Nicholas M. Rabah, Hammad A. Khan, Robert D. Winkelman, Jay M. Levin, Thomas E. Mroz, and Michael P. Steinmetz
The Consumer Assessment of Healthcare Providers and Systems Clinician & Group Survey (CG-CAHPS) was developed as a result of the value-based purchasing initiative by the Center for Medicare & Medicaid Services. It allows patients to rate their experience with their provider in the outpatient setting. These ratings are then reported in aggregate and made publicly available, allowing patients to make informed choices during physician selection. In this study, the authors sought to elucidate the primary drivers of patient satisfaction in the office-based spine surgery setting as represented by the CG-CAHPS.
All patients who underwent lumbar spine surgery between 2009 and 2017 and completed a patient experience survey were studied. The satisfied group comprised patients who selected a top-box score (9 or 10) for overall provider rating (OPR) on the CG-CAHPS, while the unsatisfied group comprised the remaining patients. Demographic and surgical characteristics were compared using the chi-square test for categorical variables and the Student t-test for continuous variables. A multivariable logistic regression model was developed to analyze the association of patient and surgeon characteristics with OPR. Survey items were then added to the baseline model individually, adjusting for covariates.
The study population included 647 patients who had undergone lumbar spine surgery. Of these patients, 564 (87%) selected an OPR of 9 or 10 on the CG-CAHPS and were included in the satisfied group. Patient characteristics were similar between the two groups. The two groups did not differ significantly regarding patient-reported health status measures. After adjusting for potential confounders, the following survey items were associated with the greatest odds of selecting a top-box OPR: did this provider show respect for what you had to say? (OR 21.26, 95% CI 9.98–48.10); and did this provider seem to know the important information about your medical history? (OR 20.93, 95% CI 11.96–45.50).
The present study sought to identify the key drivers of patient satisfaction in the postoperative office-based spine surgery setting and found several important associations. After adjusting for potential confounders, several items relating to physician communication were found to be the strongest predictors of patient satisfaction. This highlights the importance of effective communication in the patient-provider interaction and elucidates avenues for quality improvement efforts in the spine care setting.
Nicholas M. Rabah, Hammad A. Khan, Jay M. Levin, Robert D. Winkelman, Thomas E. Mroz, and Michael P. Steinmetz
The Clinician and Group Consumer Assessment of Healthcare Providers and Systems (CG-CAHPS) survey was developed by the Centers for Medicare and Medicaid Services as a result of their value-based purchasing initiative. It allows patients to rate their experience with their provider in the outpatient setting. This presents a unique situation in healthcare in which the patient experience drives the marketplace, and since its creation, providers have sought to improve patient satisfaction. Within the spine surgery setting, however, the question remains whether improved patient satisfaction correlates with improved outcomes.

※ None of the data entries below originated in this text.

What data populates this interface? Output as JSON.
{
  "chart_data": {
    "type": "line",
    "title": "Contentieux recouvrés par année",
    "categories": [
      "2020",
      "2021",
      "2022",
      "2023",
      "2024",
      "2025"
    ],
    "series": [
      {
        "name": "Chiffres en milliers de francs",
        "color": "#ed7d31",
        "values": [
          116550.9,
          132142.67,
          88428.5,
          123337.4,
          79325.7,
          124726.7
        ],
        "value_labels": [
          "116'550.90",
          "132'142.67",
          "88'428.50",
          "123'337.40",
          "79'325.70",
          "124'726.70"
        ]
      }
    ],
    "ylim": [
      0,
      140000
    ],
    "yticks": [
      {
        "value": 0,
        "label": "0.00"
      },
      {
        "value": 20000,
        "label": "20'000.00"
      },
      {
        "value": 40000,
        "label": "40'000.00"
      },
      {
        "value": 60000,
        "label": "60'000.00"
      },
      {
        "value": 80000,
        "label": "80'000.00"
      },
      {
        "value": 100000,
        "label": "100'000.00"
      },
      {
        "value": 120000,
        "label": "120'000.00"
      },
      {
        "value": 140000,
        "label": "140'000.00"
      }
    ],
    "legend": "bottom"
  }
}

All patients who had undergone lumbar spine surgery between 2009 and 2017 and who completed a CG-CAHPS survey after their procedure were studied. Demographic and surgical characteristics were then obtained. The primary outcomes of this study include patient-reported health outcomes measures such as the Patient-Reported Outcomes Measurement Information System Global Health (PROMIS-GH) surveys for both mental health (PROMIS-GH-MH) and physical health (PROMIS-GH-PH), and the visual analog scale for back pain (VAS-BP). A multivariable linear regression analysis was used to assess whether patient satisfaction with their provider was associated with changes in each health status measure after adjusting for potential confounders.
The study population included 647 patients who had undergone lumbar spine surgery. Of these, 564 (87%) indicated that they were satisfied with the care they received. Demographic and surgical characteristics were largely similar between the two groups. Multivariable linear regression demonstrated that patient satisfaction with their provider was not a significant predictor of change in two of the three patient-reported outcomes (PROMIS-GH-MH and PROMIS-GH-PH) assessed at 1 year. However, top-box patient satisfaction with their provider was a significant predictor of improvement in VAS-BP scores at 1 year.
The authors found that after adjusting for patient-level covariates such as age, diagnosis of disc displacement, self-reported mental health, self-reported overall health, and preoperative patient-reported outcome measure status, a significant association was observed between top-box overall provider rating and 1-year improvement in VAS-BP, but no such association was observed for PROMIS-GH-PH and PROMIS-GH-MH. This suggests that pain-related outcome measures may serve as better predictors of patients’ satisfaction with their spine surgeons. Furthermore, this suggests that the current method by which patient satisfaction is being assessed and publicly reported may not necessarily correlate with validated measures that are used within the spine surgery setting to assess surgical efficacy.